Bohemian Gospel is an historical novel with fantastical elements set within the rein of the ‘Golden and Iron King’, Ottokar II of Bohemia. As Mouse aids Ottakar in his struggle against his deranged father and fractious nobles, the two fall in love. However, there can be no happy ending between a nameless girl and a king in need of political allies. Thus on one level, Bohemian Gospel is a tragic romance. On another, the tale centres on the mystery of Mouse’s parentage and supernatural abilities. Mouse discovers more and more about her powers as she battles against evil spirits, lustful men, and finally her own nature. Finally, the novel’s title is explained when Mouse seals herself away to produce the famous Codex Gigas, the world’s largest medieval manuscript.
In those parts of the tale in which Mouse must counter threats, the novel is a compulsive read, full of historical and supernatural (yet historically-founded) detail.
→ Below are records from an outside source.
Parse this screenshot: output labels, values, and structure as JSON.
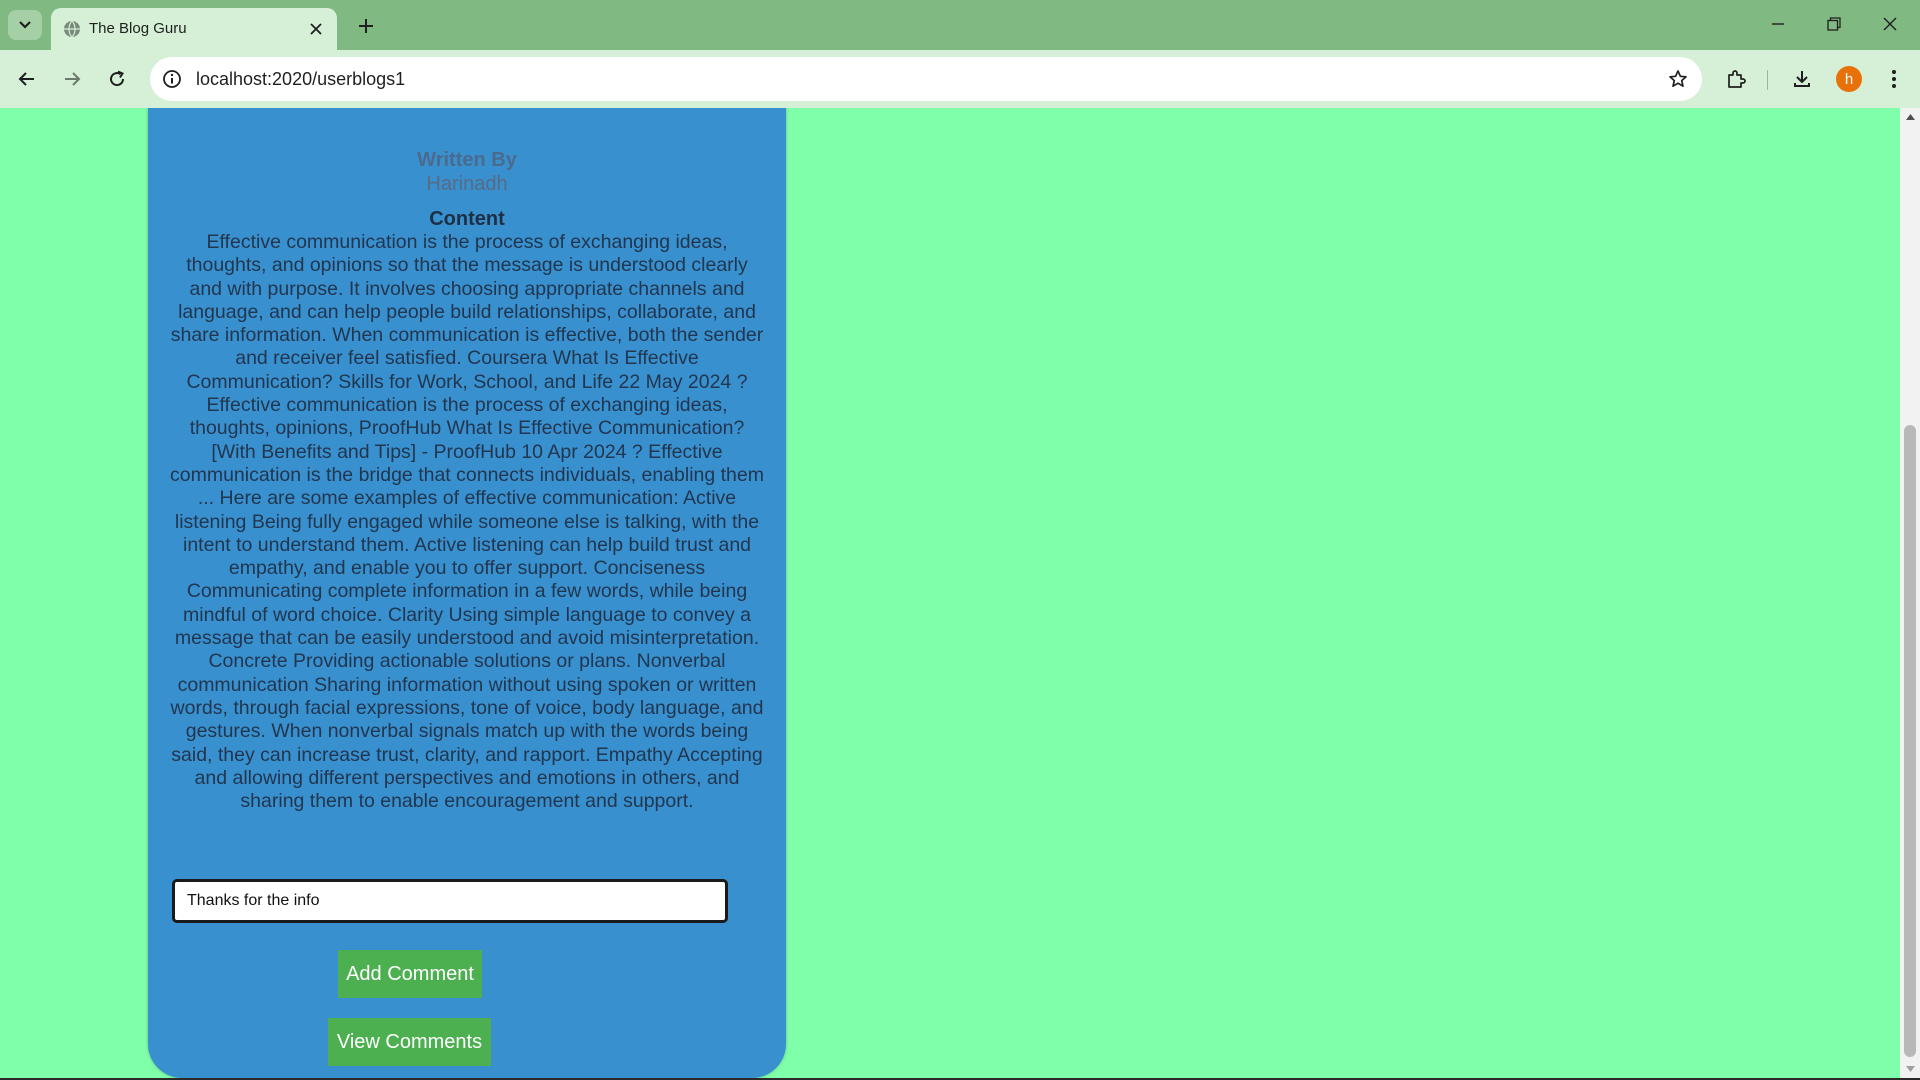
{
  "browser": {
    "tab_title": "The Blog Guru",
    "url": "localhost:2020/userblogs1",
    "profile_initial": "h",
    "icons": {
      "tab_search": "chevron-down-icon",
      "tab_favicon": "globe-icon",
      "tab_close": "close-icon",
      "new_tab": "plus-icon",
      "minimize": "minimize-icon",
      "restore": "restore-icon",
      "close_window": "close-icon",
      "back": "back-arrow-icon",
      "forward": "forward-arrow-icon",
      "reload": "reload-icon",
      "site_info": "info-icon",
      "bookmark": "star-icon",
      "extensions": "puzzle-icon",
      "downloads": "download-icon",
      "menu": "kebab-menu-icon"
    }
  },
  "blog": {
    "written_by_label": "Written By",
    "author": "Harinadh",
    "content_label": "Content",
    "content": "Effective communication is the process of exchanging ideas, thoughts, and opinions so that the message is understood clearly and with purpose. It involves choosing appropriate channels and language, and can help people build relationships, collaborate, and share information. When communication is effective, both the sender and receiver feel satisfied. Coursera What Is Effective Communication? Skills for Work, School, and Life 22 May 2024 ? Effective communication is the process of exchanging ideas, thoughts, opinions, ProofHub What Is Effective Communication? [With Benefits and Tips] - ProofHub 10 Apr 2024 ? Effective communication is the bridge that connects individuals, enabling them ... Here are some examples of effective communication: Active listening Being fully engaged while someone else is talking, with the intent to understand them. Active listening can help build trust and empathy, and enable you to offer support. Conciseness Communicating complete information in a few words, while being mindful of word choice. Clarity Using simple language to convey a message that can be easily understood and avoid misinterpretation. Concrete Providing actionable solutions or plans. Nonverbal communication Sharing information without using spoken or written words, through facial expressions, tone of voice, body language, and gestures. When nonverbal signals match up with the words being said, they can increase trust, clarity, and rapport. Empathy Accepting and allowing different perspectives and emotions in others, and sharing them to enable encouragement and support."
  },
  "comment": {
    "input_value": "Thanks for the info",
    "add_button": "Add Comment",
    "view_button": "View Comments"
  },
  "colors": {
    "page_bg": "#80ffaa",
    "card_bg": "#3890cf",
    "button_bg": "#4caf50",
    "chrome_bg": "#80b981"
  }
}
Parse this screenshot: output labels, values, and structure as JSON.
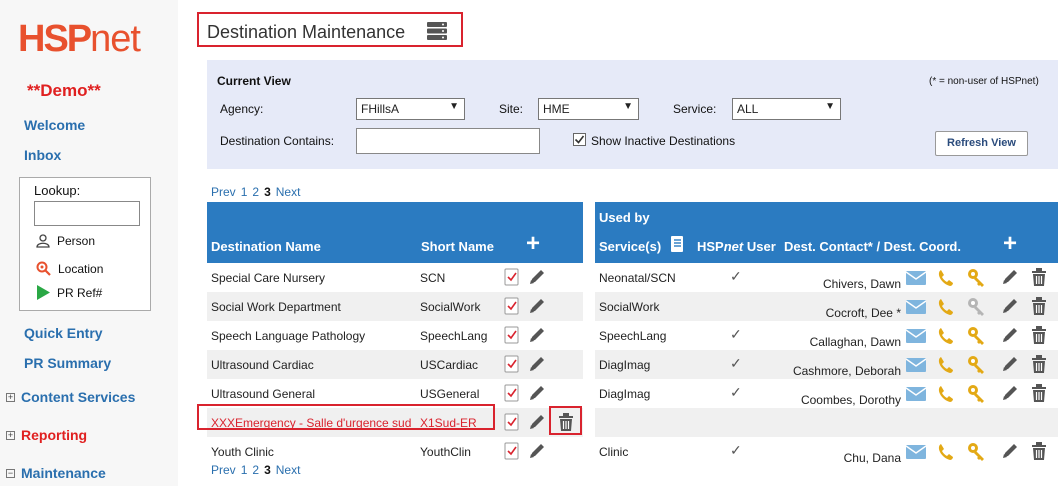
{
  "app": {
    "logo_main": "HSP",
    "logo_suffix": "net",
    "demo_label": "**Demo**"
  },
  "sidebar": {
    "welcome": "Welcome",
    "inbox": "Inbox",
    "lookup": {
      "label": "Lookup:",
      "person": "Person",
      "location": "Location",
      "pr_ref": "PR Ref#"
    },
    "quick_entry": "Quick Entry",
    "pr_summary": "PR Summary",
    "content_services": "Content Services",
    "reporting": "Reporting",
    "maintenance": "Maintenance",
    "expand_symbol": "+",
    "collapse_symbol": "−"
  },
  "page": {
    "title": "Destination Maintenance"
  },
  "current_view": {
    "heading": "Current View",
    "note": "(* = non-user of HSPnet)",
    "agency_label": "Agency:",
    "agency_value": "FHillsA",
    "site_label": "Site:",
    "site_value": "HME",
    "service_label": "Service:",
    "service_value": "ALL",
    "dest_contains_label": "Destination Contains:",
    "dest_contains_value": "",
    "show_inactive_label": "Show Inactive Destinations",
    "show_inactive_checked": true,
    "refresh_label": "Refresh View"
  },
  "pager": {
    "prev": "Prev",
    "pages": [
      "1",
      "2",
      "3"
    ],
    "current": "3",
    "next": "Next"
  },
  "left_table": {
    "col_name": "Destination Name",
    "col_short": "Short Name",
    "add_symbol": "+",
    "rows": [
      {
        "name": "Special Care Nursery",
        "short": "SCN",
        "inactive": false
      },
      {
        "name": "Social Work Department",
        "short": "SocialWork",
        "inactive": false
      },
      {
        "name": "Speech Language Pathology",
        "short": "SpeechLang",
        "inactive": false
      },
      {
        "name": "Ultrasound Cardiac",
        "short": "USCardiac",
        "inactive": false
      },
      {
        "name": "Ultrasound General",
        "short": "USGeneral",
        "inactive": false
      },
      {
        "name": "XXXEmergency - Salle d'urgence sud",
        "short": "X1Sud-ER",
        "inactive": true
      },
      {
        "name": "Youth Clinic",
        "short": "YouthClin",
        "inactive": false
      }
    ]
  },
  "right_table": {
    "col_used_by": "Used by",
    "col_services": "Service(s)",
    "col_user_prefix": "HSP",
    "col_user_em": "net",
    "col_user_suffix": " User",
    "col_contact": "Dest. Contact* / Dest. Coord.",
    "add_symbol": "+",
    "check_symbol": "✓",
    "rows": [
      {
        "service": "Neonatal/SCN",
        "user": true,
        "contact": "Chivers, Dawn",
        "key_active": true
      },
      {
        "service": "SocialWork",
        "user": false,
        "contact": "Cocroft, Dee *",
        "key_active": false
      },
      {
        "service": "SpeechLang",
        "user": true,
        "contact": "Callaghan, Dawn",
        "key_active": true
      },
      {
        "service": "DiagImag",
        "user": true,
        "contact": "Cashmore, Deborah",
        "key_active": true
      },
      {
        "service": "DiagImag",
        "user": true,
        "contact": "Coombes, Dorothy",
        "key_active": true
      },
      {
        "service": "",
        "user": false,
        "contact": "",
        "empty": true
      },
      {
        "service": "Clinic",
        "user": true,
        "contact": "Chu, Dana",
        "key_active": true
      }
    ]
  },
  "colors": {
    "brand": "#e8512e",
    "header_blue": "#2b7bc1",
    "link": "#2a6fae",
    "highlight": "#d9232e",
    "gold": "#e3a915",
    "email": "#7fb5de"
  }
}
However, there are significant stretches in which the tale lacks narrative drive. Mouse’s sufferings are set at a distance by the author’s ‘telling’ of emotions, and there are occasional point-of-view slips. I enjoyed the unusual historical setting and the novelistic explanation of the Codex, but overall Bohemian Gospel was a little disjointed and the writing patchy.